Ein Pflegebett richtig einzustellen ist entscheidend für die Gesundheit und den Komfort des Pflegebedürftigen – und erleichtert auch den pflegenden Angehörigen die tägliche Arbeit erheblich. Die richtige Bett- und Rückenposition verhindert Druckgeschwüre, fördert die Atmung und unterstützt beim Ein- und Aufsteigen. Mit dem richtigen Zubehör lässt sich jedes Pflegebett optimal einrichten.
Das Wichtigste in Kürze
- Betthöhe: Die ideale Arbeitshöhe beim Pflegen liegt zwischen 80 und 90 cm – so schonen Pflegende ihren Rücken.
- Rückenlehne: Für die meisten Tätigkeiten wie Essen oder Lesen sollte die Rückenlehne zwischen 30 und 60 Grad angehoben werden.
- Aufstehhilfen: Bettgitter und Aufstehhilfen erleichtern dem Pflegebedürftigen das selbstständige Aufrichten und reduzieren das Sturzrisiko.

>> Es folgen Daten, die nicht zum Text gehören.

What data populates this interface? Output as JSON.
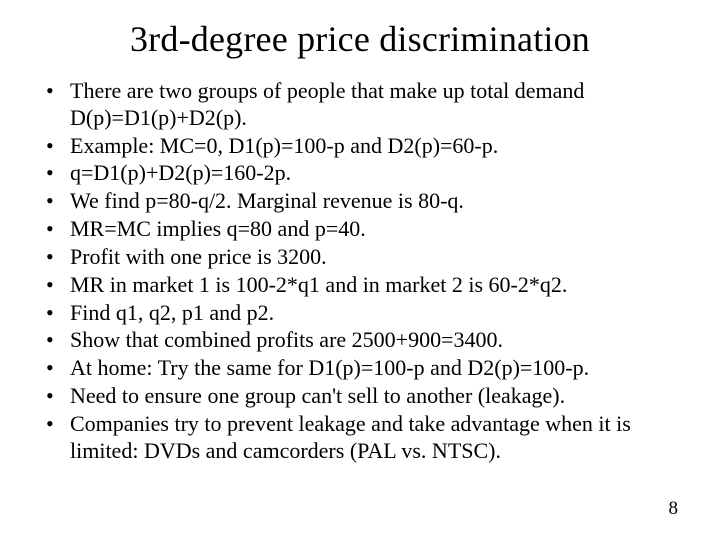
{
  "title": "3rd-degree price discrimination",
  "bullets": [
    "There are two groups of people that make up total demand D(p)=D1(p)+D2(p).",
    "Example: MC=0,  D1(p)=100-p and D2(p)=60-p.",
    "q=D1(p)+D2(p)=160-2p.",
    "We find p=80-q/2. Marginal revenue is 80-q.",
    "MR=MC implies q=80 and p=40.",
    "Profit with one price is 3200.",
    "MR in market 1 is 100-2*q1 and in market 2 is 60-2*q2.",
    "Find q1, q2, p1 and p2.",
    "Show that combined profits are 2500+900=3400.",
    "At home: Try the same for D1(p)=100-p and D2(p)=100-p.",
    "Need to ensure one group can't sell to another (leakage).",
    "Companies try to prevent leakage and take advantage when it is limited: DVDs and camcorders (PAL vs. NTSC)."
  ],
  "page_number": "8"
}
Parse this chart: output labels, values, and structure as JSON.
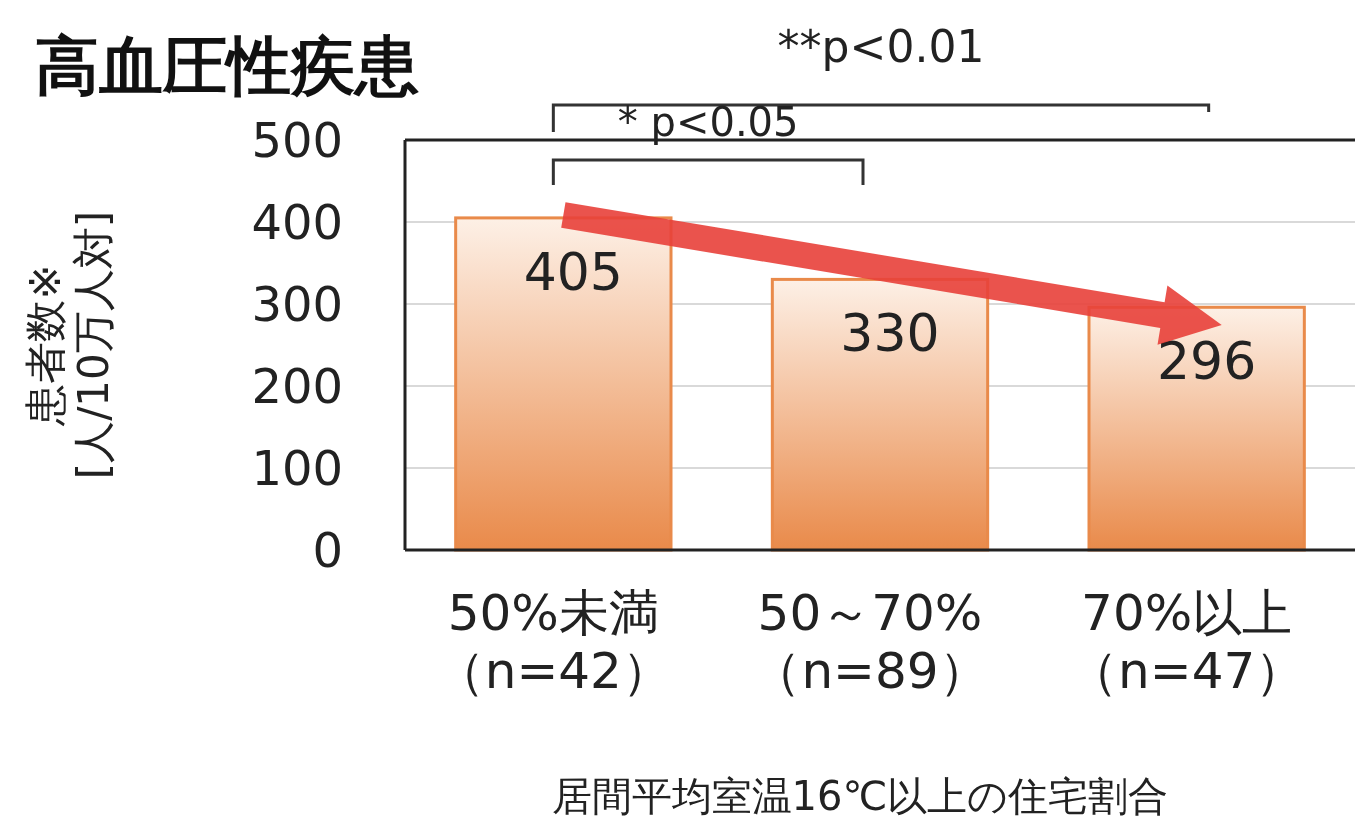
{
  "chart_data": {
    "type": "bar",
    "title": "高血圧性疾患",
    "ylabel": "患者数※\n[人/10万人対]",
    "xlabel": "居間平均室温16℃以上の住宅割合",
    "categories": [
      "50%未満（n=42）",
      "50～70%（n=89）",
      "70%以上（n=47）"
    ],
    "values": [
      405,
      330,
      296
    ],
    "color": "#e98a4a",
    "ylim": [
      0,
      500
    ],
    "yticks": [
      0,
      100,
      200,
      300,
      400,
      500
    ],
    "grid": "y",
    "data_labels": true,
    "annotations": [
      "**p<0.01",
      "* p<0.05"
    ]
  }
}
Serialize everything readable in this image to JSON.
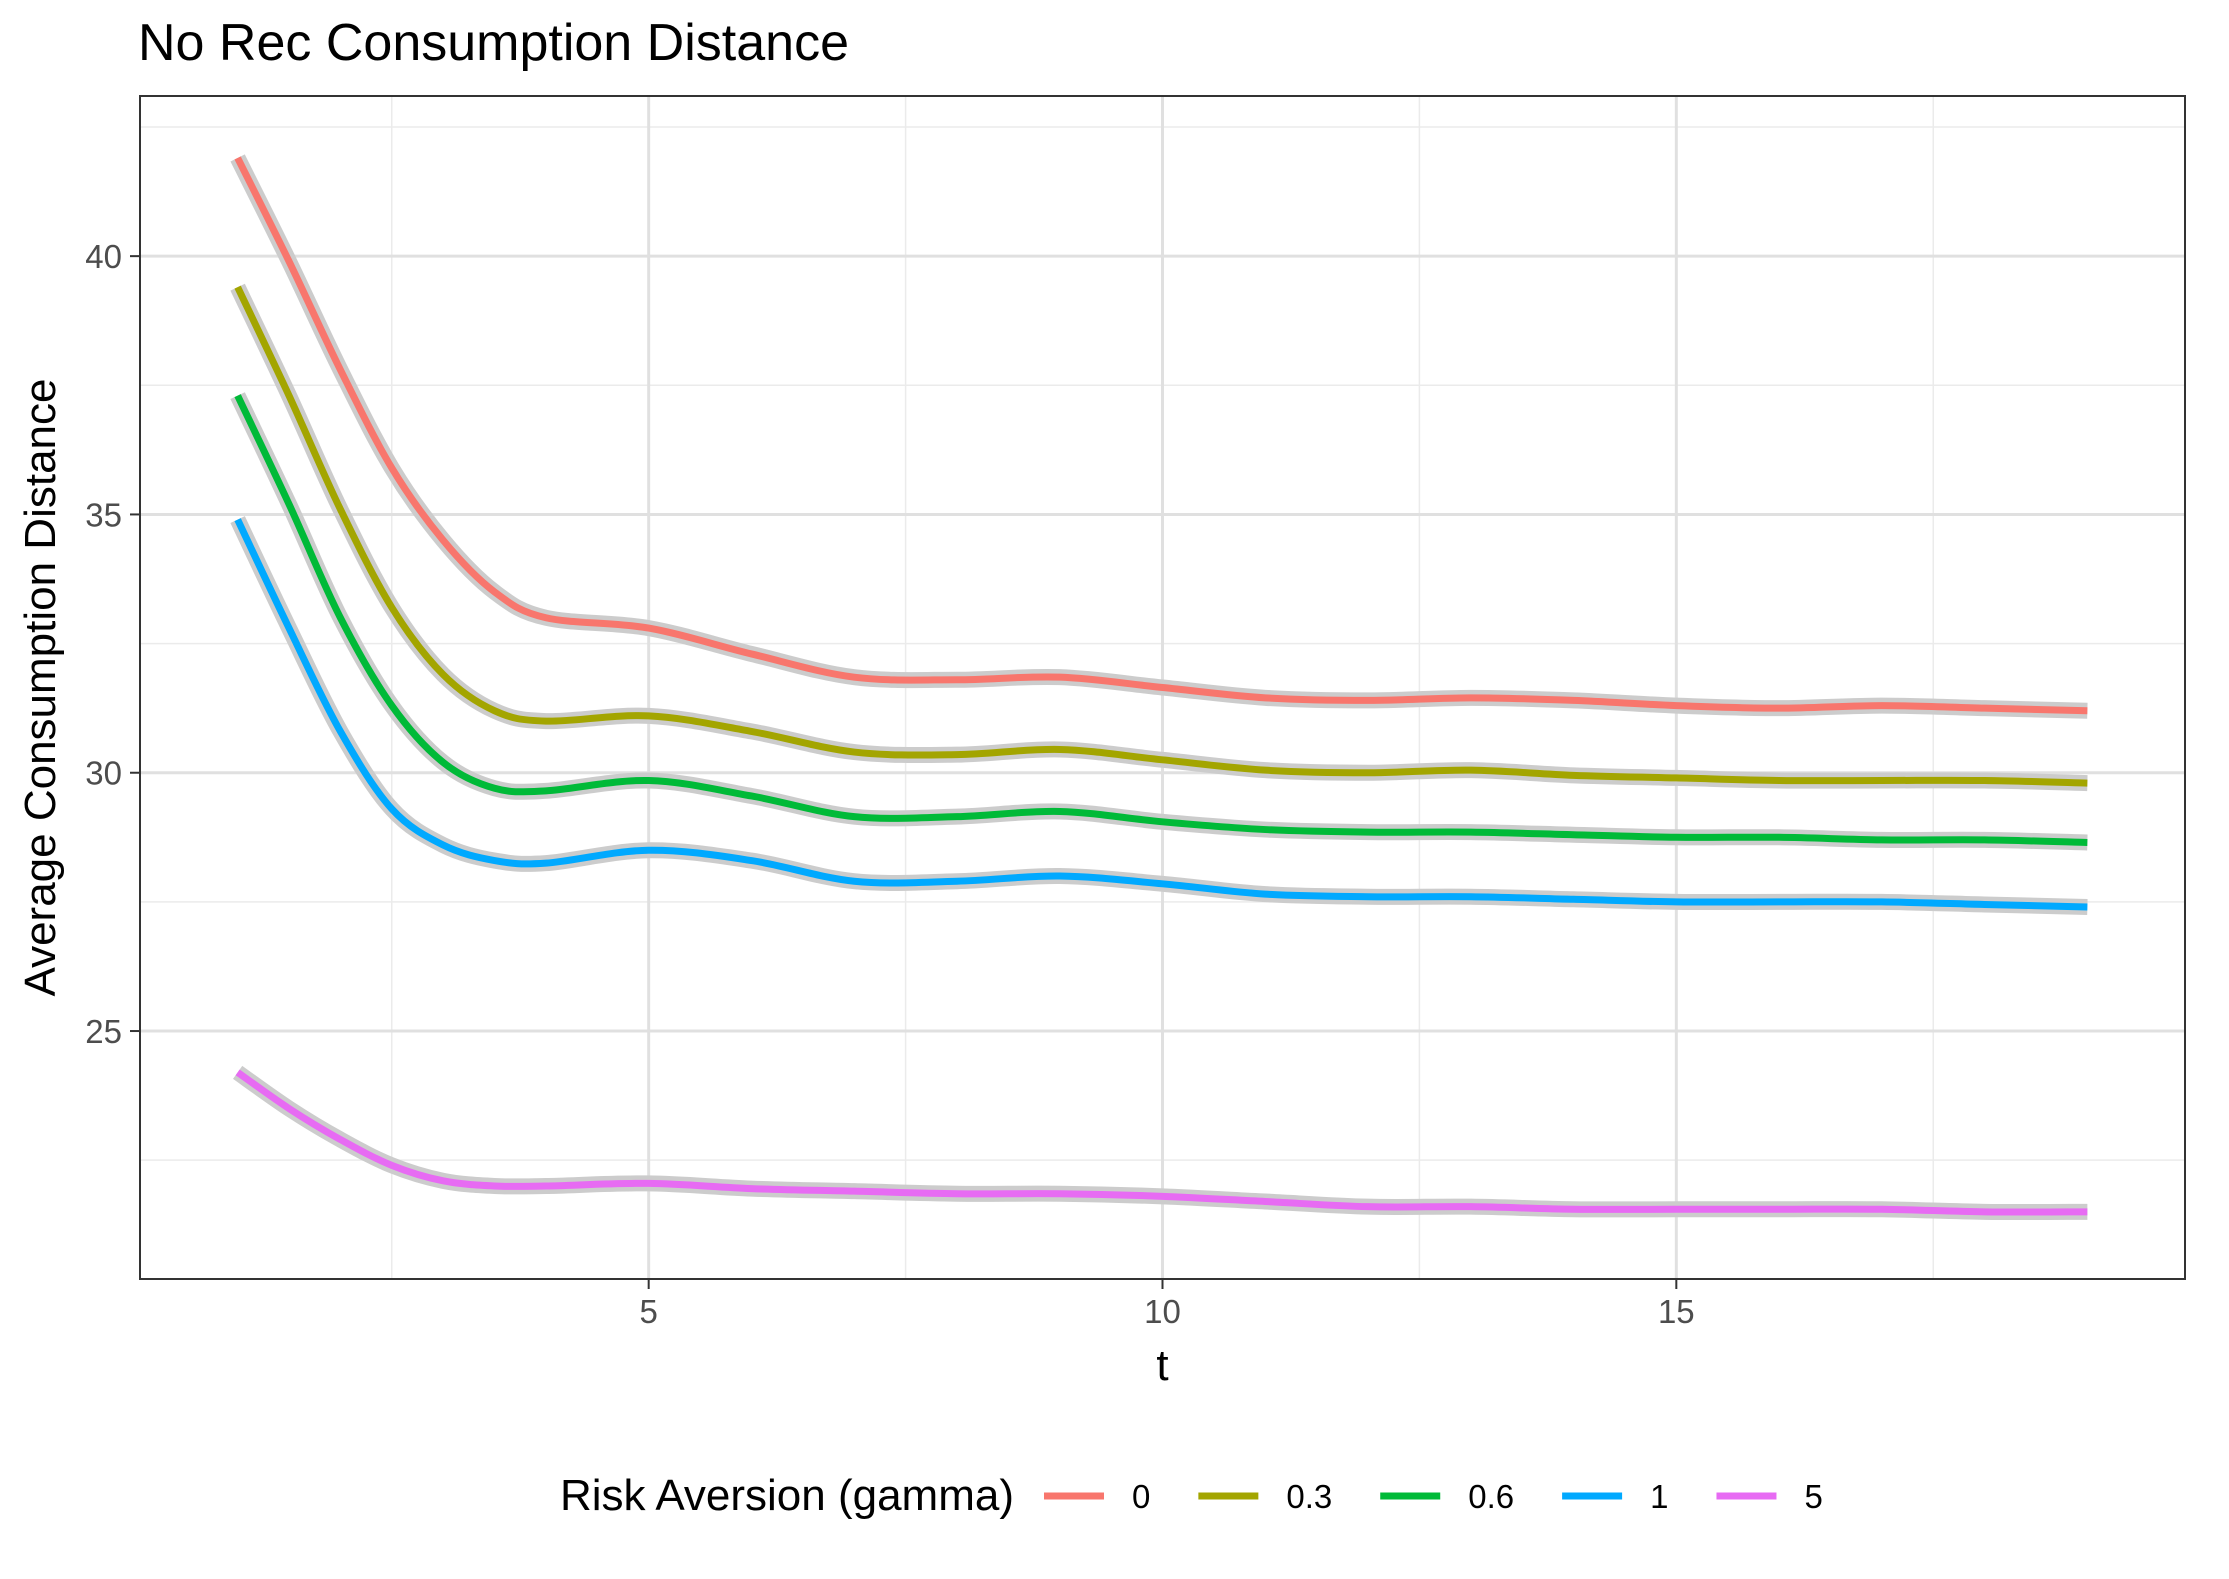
{
  "chart_data": {
    "type": "line",
    "title": "No Rec Consumption Distance",
    "xlabel": "t",
    "ylabel": "Average Consumption Distance",
    "xlim": [
      0.05,
      19.95
    ],
    "ylim": [
      20.2,
      43.1
    ],
    "x_ticks": [
      5,
      10,
      15
    ],
    "y_ticks": [
      25,
      30,
      35,
      40
    ],
    "x_tick_labels": [
      "5",
      "10",
      "15"
    ],
    "y_tick_labels": [
      "25",
      "30",
      "35",
      "40"
    ],
    "grid": true,
    "confidence_band": true,
    "legend": {
      "title": "Risk Aversion (gamma)",
      "position": "bottom"
    },
    "x": [
      1,
      1.5,
      2,
      2.5,
      3,
      3.5,
      4,
      5,
      6,
      7,
      8,
      9,
      10,
      11,
      12,
      13,
      14,
      15,
      16,
      17,
      18,
      19
    ],
    "series": [
      {
        "name": "0",
        "color": "#F8766D",
        "values": [
          41.9,
          39.9,
          37.8,
          35.9,
          34.5,
          33.5,
          33.0,
          32.8,
          32.3,
          31.85,
          31.8,
          31.85,
          31.65,
          31.45,
          31.4,
          31.45,
          31.4,
          31.3,
          31.25,
          31.3,
          31.25,
          31.2
        ]
      },
      {
        "name": "0.3",
        "color": "#A3A500",
        "values": [
          39.4,
          37.3,
          35.1,
          33.2,
          31.9,
          31.2,
          31.0,
          31.1,
          30.8,
          30.4,
          30.35,
          30.45,
          30.25,
          30.05,
          30.0,
          30.05,
          29.95,
          29.9,
          29.85,
          29.85,
          29.85,
          29.8
        ]
      },
      {
        "name": "0.6",
        "color": "#00BA38",
        "values": [
          37.3,
          35.2,
          33.0,
          31.3,
          30.2,
          29.7,
          29.65,
          29.85,
          29.55,
          29.15,
          29.15,
          29.25,
          29.05,
          28.9,
          28.85,
          28.85,
          28.8,
          28.75,
          28.75,
          28.7,
          28.7,
          28.65
        ]
      },
      {
        "name": "1",
        "color": "#00A9FF",
        "values": [
          34.9,
          32.8,
          30.8,
          29.3,
          28.6,
          28.3,
          28.25,
          28.5,
          28.3,
          27.9,
          27.9,
          28.0,
          27.85,
          27.65,
          27.6,
          27.6,
          27.55,
          27.5,
          27.5,
          27.5,
          27.45,
          27.4
        ]
      },
      {
        "name": "5",
        "color": "#E76BF3",
        "values": [
          24.2,
          23.5,
          22.9,
          22.4,
          22.1,
          22.0,
          22.0,
          22.05,
          21.95,
          21.9,
          21.85,
          21.85,
          21.8,
          21.7,
          21.6,
          21.6,
          21.55,
          21.55,
          21.55,
          21.55,
          21.5,
          21.5
        ]
      }
    ]
  }
}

- Regelmäßige Positionswechsel: Zur Vorbeugung von Druckgeschwüren sollte alle 2 bis 4 Stunden die Position gewechselt werden.
Unsere Empfehlungen
KingPavonini Aufstehhilfe Bett für Senioren
Aufstehhilfe Bett mit LED-Sensorlicht
EYRA Patienten-Gleittuch – Transfer und Positionierung
Mobiclinic Bettgitter für Ältere – Höhenverstellbar
Worauf sollten Sie beim Kauf achten?
Beim Kauf von Pflegebett-Zubehör sollten Sie zuerst prüfen, für welches Bettmodell das Produkt geeignet ist – nicht jede Aufstehhilfe passt zu jedem Rahmen. Stabiles Material ist wichtig: Zubehör aus Stahl oder verstärktem Kunststoff trägt höhere Gewichte und hält länger. Achten Sie darauf, ob das Produkt TÜV-geprüft oder nach EU-Norm zertifiziert ist. Ergonomische Griffe erleichtern sowohl dem Pflegebedürftigen das Festhalten als auch den Pflegenden das Umlagern. Wenn der Pflegebedürftige sehr unruhig ist, empfehlen sich Bettgitter mit Sicherheitsverriegelung. Passen Sie die Betthöhe je nach Situation an – für die Pflege höher, für den Pflegebedürftigen zum Aufstehen niedriger.
Häufige Fragen (FAQ)
Auf welche Höhe sollte ein Pflegebett eingestellt werden?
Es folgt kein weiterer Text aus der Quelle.